One consequence of automatic interval selection is that many rows are generated
for intervals; one row is generated per interval per subject. The benefit of
the method producing a large number of rows is that it is fully flexible to the
actual study results. If a subject has a different schedule than the others for
the same treatment (e.g. measurements that were nominally scheduled for day 14
occurred on day 13), those differences will be found.

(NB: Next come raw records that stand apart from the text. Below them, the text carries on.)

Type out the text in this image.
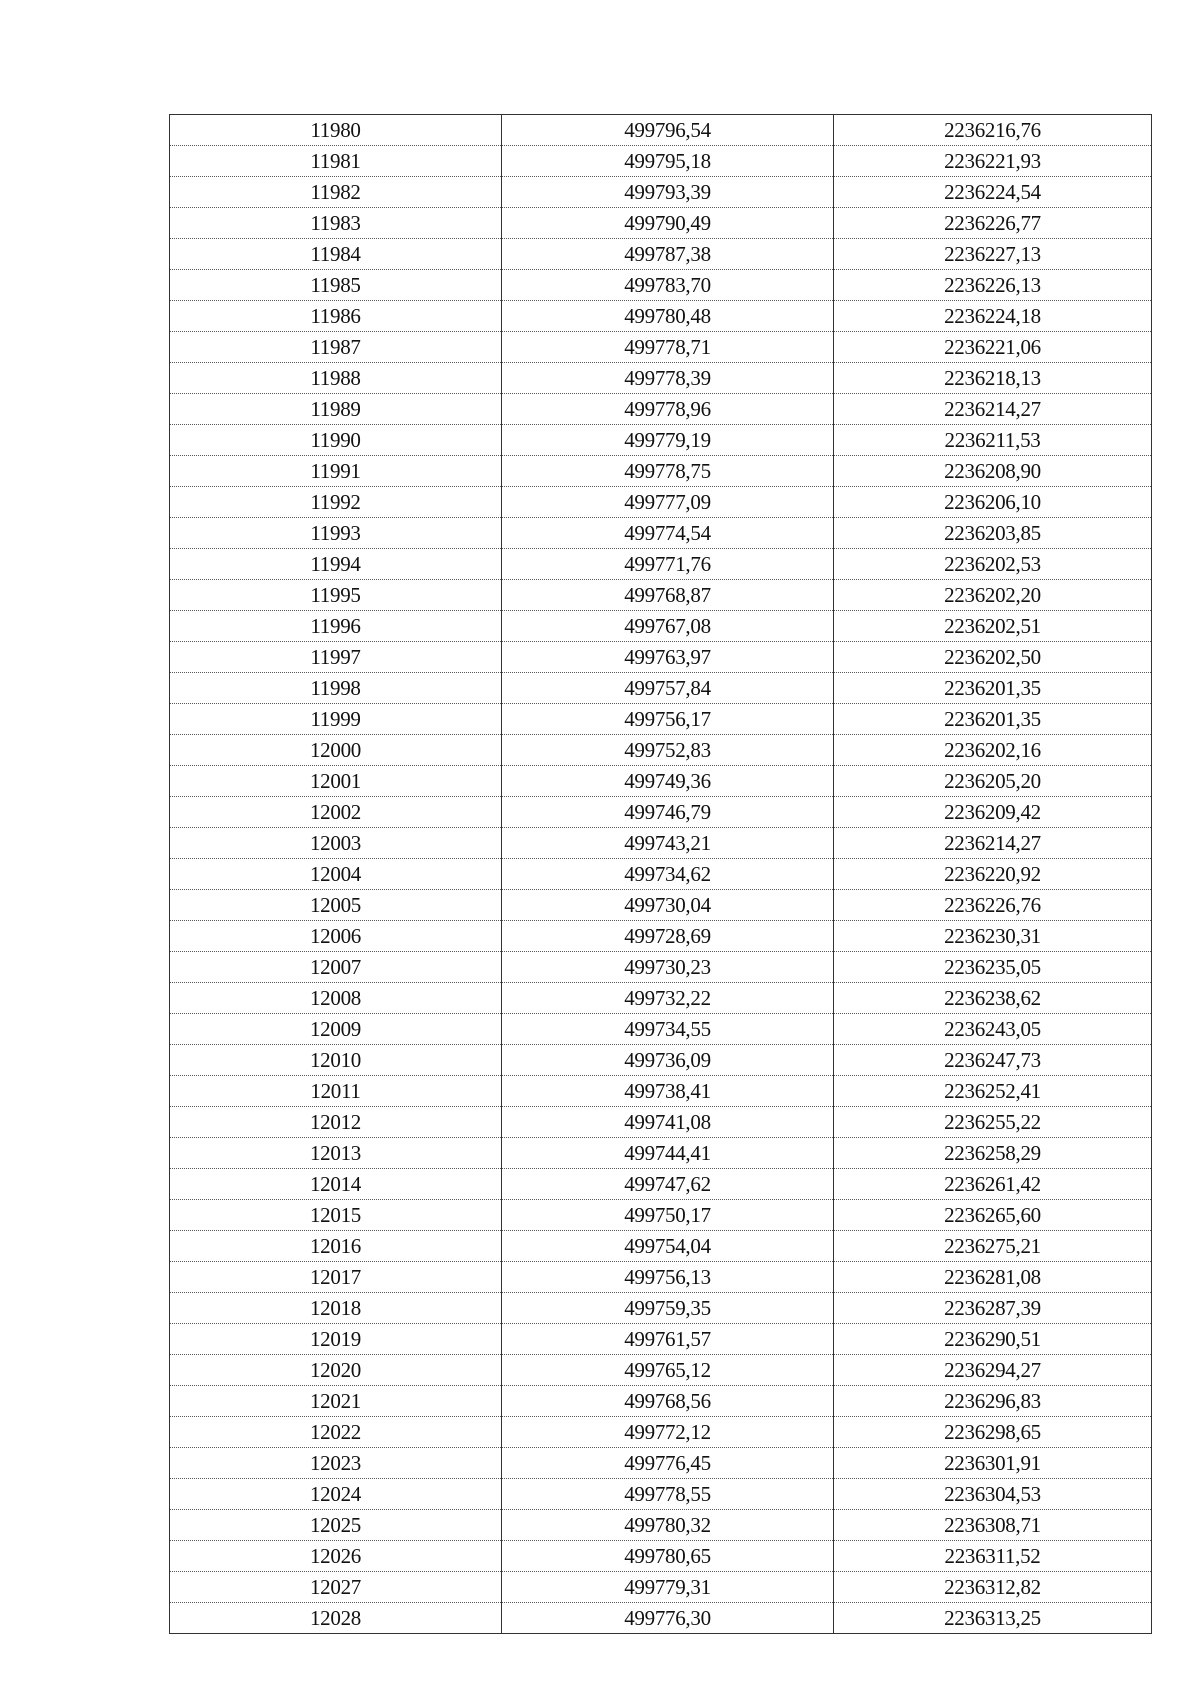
11980	499796,54	2236216,76
11981	499795,18	2236221,93
11982	499793,39	2236224,54
11983	499790,49	2236226,77
11984	499787,38	2236227,13
11985	499783,70	2236226,13
11986	499780,48	2236224,18
11987	499778,71	2236221,06
11988	499778,39	2236218,13
11989	499778,96	2236214,27
11990	499779,19	2236211,53
11991	499778,75	2236208,90
11992	499777,09	2236206,10
11993	499774,54	2236203,85
11994	499771,76	2236202,53
11995	499768,87	2236202,20
11996	499767,08	2236202,51
11997	499763,97	2236202,50
11998	499757,84	2236201,35
11999	499756,17	2236201,35
12000	499752,83	2236202,16
12001	499749,36	2236205,20
12002	499746,79	2236209,42
12003	499743,21	2236214,27
12004	499734,62	2236220,92
12005	499730,04	2236226,76
12006	499728,69	2236230,31
12007	499730,23	2236235,05
12008	499732,22	2236238,62
12009	499734,55	2236243,05
12010	499736,09	2236247,73
12011	499738,41	2236252,41
12012	499741,08	2236255,22
12013	499744,41	2236258,29
12014	499747,62	2236261,42
12015	499750,17	2236265,60
12016	499754,04	2236275,21
12017	499756,13	2236281,08
12018	499759,35	2236287,39
12019	499761,57	2236290,51
12020	499765,12	2236294,27
12021	499768,56	2236296,83
12022	499772,12	2236298,65
12023	499776,45	2236301,91
12024	499778,55	2236304,53
12025	499780,32	2236308,71
12026	499780,65	2236311,52
12027	499779,31	2236312,82
12028	499776,30	2236313,25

## Manual Interval Specification
Intervals can also be specified manually. Two use cases are common for manual
specification: fully manual (never requesting the automatic intervals) and
updating the automatic intervals.
Fully manual intervals can be specified by providing it to the `PKNCAdata` call.
```{r eval=FALSE}
intervals_manual <-
data.frame(
start=0, end=c(24, Inf),
cmax=c(FALSE, TRUE),
tmax=c(FALSE, TRUE),
auclast=TRUE,
aucinf.obs=c(FALSE, TRUE)
)
data_obj <-
PKNCAdata(
conc_obj, dose_obj,
intervals=intervals_manual
)
```
To update the automatically-selected intervals, extract the intervals, modify them, and put them back.
```{r eval=FALSE}
data_obj <- PKNCAdata(conc_obj, dose_obj)
intervals_manual <- data_obj$intervals
intervals_manual$aucinf.obs[1] <- TRUE
data_obj$intervals <- intervals_manual
```
## Keeping a column from intervals
When computing NCA using actual times, grouping by start and end time in
summaries (see layer) is less helpful because everyone could have different
start and end times. So, you may keep the interval columns using the option
`"keep_interval_cols"` as follows (where "dosetype" must be a column name in the
intervals):
```{r eval=FALSE}
data_obj <- PKNCAdata(conc_obj, dose_obj, options = list(keep_interval_cols = "dosetype"))
```
# Summarizing results
When NCA has been calculated, you can summarize the results with the `summary()`
function.
```{r eval=FALSE}
summary(o_nca)
```
By default, it will count the number of unique subjects (`N`) in the summary, and
when the number of subjects differs from the number of measurements included in
a summary (`n`), it will summarize `n` for the given parameters. Note that
counting of "n" includes all non-missing values that were not excluded from
summarization; this will included all zeros that are e.g. excluded from
geometric statistics.
Edge cases like two unique subjects where one has an excluded value and one has
duplicated values (`N = 2` and `n = 2` even though both measurements come from a
single subject) are to be handled by the user.